Quote:
Originally Posted by Bobux
Can I ask for an explanation here? I am not an expert in thermodinamics, but I came to a different conclusion. I thought of it like this:
Example 1:
Assume I had an engine working under athmospheric pressure, CR of 10:1. When the piston reaches it's top position I have 10atm pressure. Burning all air in the chamber the pressure will rise to 40atm because the air will try to expand 4:1. This way extra 30atm will push the piston down and generate torque.
Then I will shave the cylinder head and raise the compression to 100:1. Initially, (about) same amount of air will enter the chamber and be compressed to 100atm. Burning all air pressure will rise to 400atm because the expansions is still 4:1. Extra 300atm generate torque burning same amount of fuel, which is much more, so efficiency will obviously rise.
Example 2:
Same naturally aspirated engine as before, CR of 10:1. This time I add a turbocharger with ideal intercooler (intake air will be at same temperature). The charger will compress air 10:1, so 10 times more air will enter the chamber, combustion pressure will be again 100atm.
Injecting same amount of fuel I will be able to burn 1/10 of air in chamber, and it will expand 4:1. Once the pressure (and/or temperature) redistributes equally in chamber we will get 1/10 * 4:1 * 100atm + 9/10 * 1:1 * 100atm = 130atm. That is same 30atm extra pressure as in case of burning this amount of fuel without the turbocharger.
Conclusion:
Higher compression does increase torque "pulled" out of given amount of fuel.
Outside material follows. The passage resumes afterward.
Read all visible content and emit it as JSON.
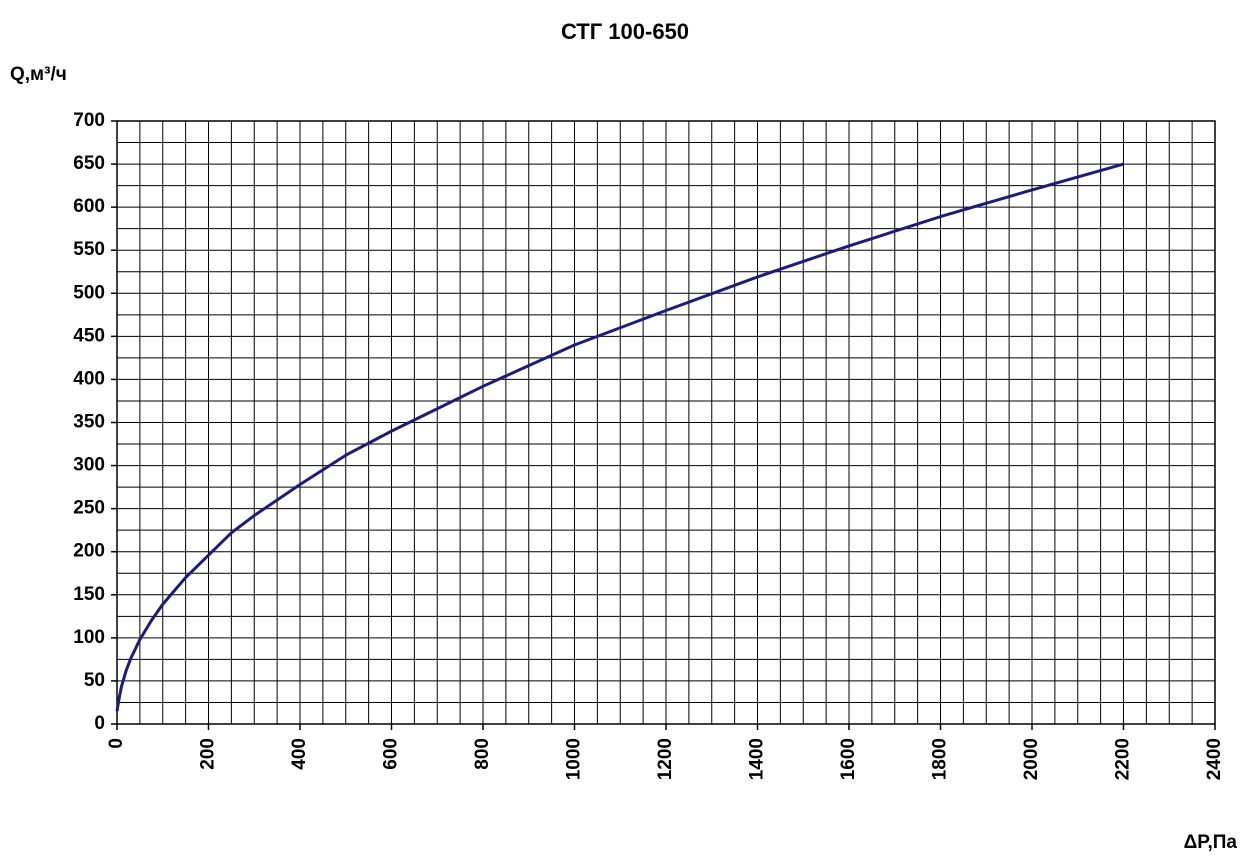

Turbocharging itself (not counting side effects like temperature change and change in fuel distribution in chamber) does not increase efficiency, but only pushes more air through the engine resulting in higher engine potential (ability to burn more fuel).
|
As far as the turbo goes, the detailed thermo is complicated, but here's a simple explaination of where some of the advantage comes from:
Without the turbo, your intake pressure is 1 atm, and let's say with a turbo you get to an intake pressure of 3 atm. You'll have roughly 3 times the air at the same engine speed, 3x the air means ~3x the fuel means ~3x the power at the same speed. Without the turbo, you'd have to increase the engine speed ~3x in order to get the same amount of air (and power).
So with the turbo, the lower speed means lower friction losses & lower pumping losses. The heat loss to the cylinder walls should also be less because the ratio of fuel burned to surface area has increased.